Class of American Mallet locomotives

The USRA 2-6-6-2 is a standardized design of 2-6-6-2 Mallet locomotives developed by the United States Railroad Administration during World War I.

== Design ==
The USRA 2-6-6-2 locomotive is a Mallet, or compound articulated type, having both low-pressure and high-pressure cylinders. The smaller high-pressure cylinders power the rear set of driving wheels, and the larger low-pressure cylinders power the forward set of driving wheels. The USRA 2-6-6-2 articulated locomotives were direct developments of the Chesapeake & Ohio class H2 and H4 series.

== Orders ==
During the tenure of the USRA, 30 of these articulated steam locomotives were built. The Chesapeake and Ohio Railway (C&O) [875-894, later 1520-1539] and Wheeling and Lake Erie Railway (W&LE) [8001-8010] ordered the USRA 2-6-6-2 Mallet. The first Mallet was delivered to the W&LE in 1919 for $71,966.94. Later, the Nickel Plate Road (NKP) leased them from the W&LE, renumbering them for use on its rails. The independently pivoted front engine allowed it to negotiate branch lines and tight curves while hauling larger consists than its smaller cousins in the USRA series.

The Chesapeake & Ohio Railroad ordered the first of these compact 2-6-6-2 articulated steam locomotives from Alco in 1911. It was a massive locomotive for the time, and it performed well enough for the C&O to order additional, but slightly modified, versions right through 1923. These locomotives were designed to replace the 2-8-0 Consolidations for the coal drags on the C&O's Hinton Division. The 2-6-6-2s could handle more tonnage than the double-headed pair of 2-8-0s they replaced, and they burned less coal in the process. The 2-6-6-2s proved to be ideal mine run engines as their power and flexibility plus low weight on drivers made them ideal for the curving and heavily graded branches in the mountains of Virginia and West Virginia.
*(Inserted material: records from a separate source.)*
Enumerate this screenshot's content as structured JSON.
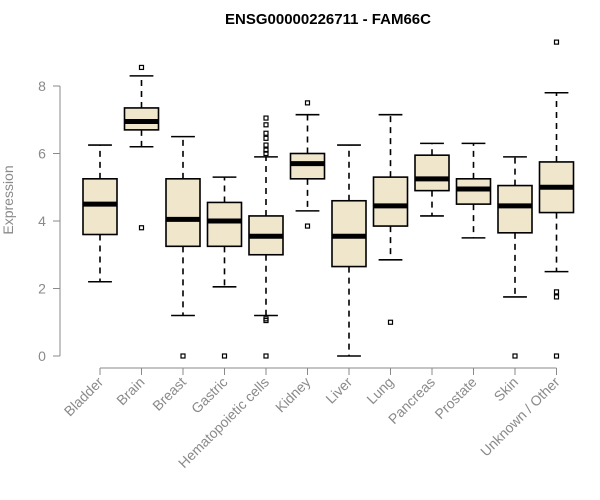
{
  "chart_data": {
    "type": "box",
    "title": "ENSG00000226711 - FAM66C",
    "ylabel": "Expression",
    "ylim": [
      0,
      9.4
    ],
    "yticks": [
      0,
      2,
      4,
      6,
      8
    ],
    "categories": [
      "Bladder",
      "Brain",
      "Breast",
      "Gastric",
      "Hematopoietic cells",
      "Kidney",
      "Liver",
      "Lung",
      "Pancreas",
      "Prostate",
      "Skin",
      "Unknown / Other"
    ],
    "boxes": [
      {
        "whislo": 2.2,
        "q1": 3.6,
        "med": 4.5,
        "q3": 5.25,
        "whishi": 6.25,
        "fliers": []
      },
      {
        "whislo": 6.2,
        "q1": 6.7,
        "med": 6.95,
        "q3": 7.35,
        "whishi": 8.3,
        "fliers": [
          3.8,
          8.55
        ]
      },
      {
        "whislo": 1.2,
        "q1": 3.25,
        "med": 4.05,
        "q3": 5.25,
        "whishi": 6.5,
        "fliers": [
          0
        ]
      },
      {
        "whislo": 2.05,
        "q1": 3.25,
        "med": 4.0,
        "q3": 4.55,
        "whishi": 5.3,
        "fliers": [
          0
        ]
      },
      {
        "whislo": 1.2,
        "q1": 3.0,
        "med": 3.55,
        "q3": 4.15,
        "whishi": 5.9,
        "fliers": [
          0,
          1.05,
          1.1,
          6.0,
          6.1,
          6.25,
          6.45,
          6.6,
          6.85,
          7.05
        ]
      },
      {
        "whislo": 4.3,
        "q1": 5.25,
        "med": 5.7,
        "q3": 6.0,
        "whishi": 7.15,
        "fliers": [
          3.85,
          7.5
        ]
      },
      {
        "whislo": 0.0,
        "q1": 2.65,
        "med": 3.55,
        "q3": 4.6,
        "whishi": 6.25,
        "fliers": []
      },
      {
        "whislo": 2.85,
        "q1": 3.85,
        "med": 4.45,
        "q3": 5.3,
        "whishi": 7.15,
        "fliers": [
          1.0
        ]
      },
      {
        "whislo": 4.15,
        "q1": 4.9,
        "med": 5.25,
        "q3": 5.95,
        "whishi": 6.3,
        "fliers": []
      },
      {
        "whislo": 3.5,
        "q1": 4.5,
        "med": 4.95,
        "q3": 5.25,
        "whishi": 6.3,
        "fliers": []
      },
      {
        "whislo": 1.75,
        "q1": 3.65,
        "med": 4.45,
        "q3": 5.05,
        "whishi": 5.9,
        "fliers": [
          0
        ]
      },
      {
        "whislo": 2.5,
        "q1": 4.25,
        "med": 5.0,
        "q3": 5.75,
        "whishi": 7.8,
        "fliers": [
          0,
          1.75,
          1.9,
          9.3
        ]
      }
    ],
    "colors": {
      "box_fill": "#efe6cc",
      "stroke": "#000000",
      "axis": "#8a8a8a"
    }
  }
}
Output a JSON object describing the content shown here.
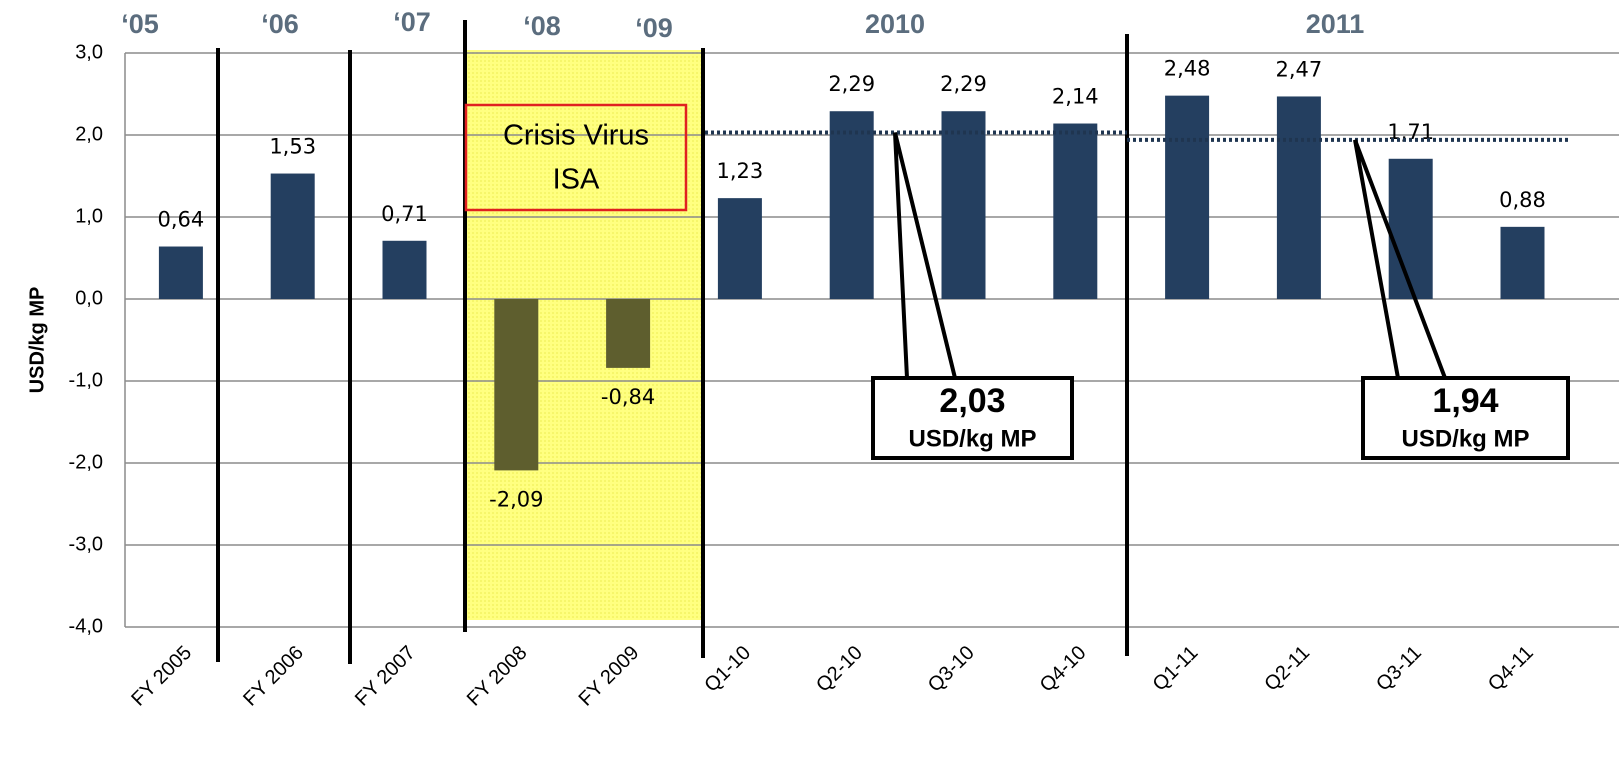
{
  "chart_data": {
    "type": "bar",
    "y_label": "USD/kg MP",
    "categories": [
      "FY 2005",
      "FY 2006",
      "FY 2007",
      "FY 2008",
      "FY 2009",
      "Q1-10",
      "Q2-10",
      "Q3-10",
      "Q4-10",
      "Q1-11",
      "Q2-11",
      "Q3-11",
      "Q4-11"
    ],
    "values": [
      0.64,
      1.53,
      0.71,
      -2.09,
      -0.84,
      1.23,
      2.29,
      2.29,
      2.14,
      2.48,
      2.47,
      1.71,
      0.88
    ],
    "value_labels": [
      "0,64",
      "1,53",
      "0,71",
      "-2,09",
      "-0,84",
      "1,23",
      "2,29",
      "2,29",
      "2,14",
      "2,48",
      "2,47",
      "1,71",
      "0,88"
    ],
    "colors": [
      "#243f60",
      "#243f60",
      "#243f60",
      "#5e5e2e",
      "#5e5e2e",
      "#243f60",
      "#243f60",
      "#243f60",
      "#243f60",
      "#243f60",
      "#243f60",
      "#243f60",
      "#243f60"
    ],
    "ylim": [
      -4,
      3
    ],
    "yticks": [
      {
        "value": -4,
        "label": "-4,0"
      },
      {
        "value": -3,
        "label": "-3,0"
      },
      {
        "value": -2,
        "label": "-2,0"
      },
      {
        "value": -1,
        "label": "-1,0"
      },
      {
        "value": 0,
        "label": "0,0"
      },
      {
        "value": 1,
        "label": "1,0"
      },
      {
        "value": 2,
        "label": "2,0"
      },
      {
        "value": 3,
        "label": "3,0"
      }
    ],
    "grid": true,
    "period_labels": [
      "‘05",
      "‘06",
      "‘07",
      "‘08",
      "‘09",
      "2010",
      "2011"
    ],
    "crisis_label": [
      "Crisis Virus",
      "ISA"
    ],
    "averages": [
      {
        "value": 2.03,
        "label": "2,03",
        "unit": "USD/kg MP"
      },
      {
        "value": 1.94,
        "label": "1,94",
        "unit": "USD/kg MP"
      }
    ]
  }
}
An additional ten (10) locomotives were built in 1949. These C&O Class H6 2-6-6-2s, numbered 1300 to 1309, were the last steam locomotives produced by Baldwin for use in the United States. The last of these were retired in 1957. Most of the locomotives were scrapped, but the last two produced were retained by C&O as examples of their steam heritage. The C&O 1308 is under care of the Collis P. Huntington Chapter of the National Railway Historical Society at Huntington, West Virginia, and was later acquired by the Age of Steam Roundhouse in Sugarcreek, Ohio in September 2025, while the C&O 1309 was restored to operation on December 31, 2020, at the Western Maryland Scenic Railroad in Cumberland, Maryland.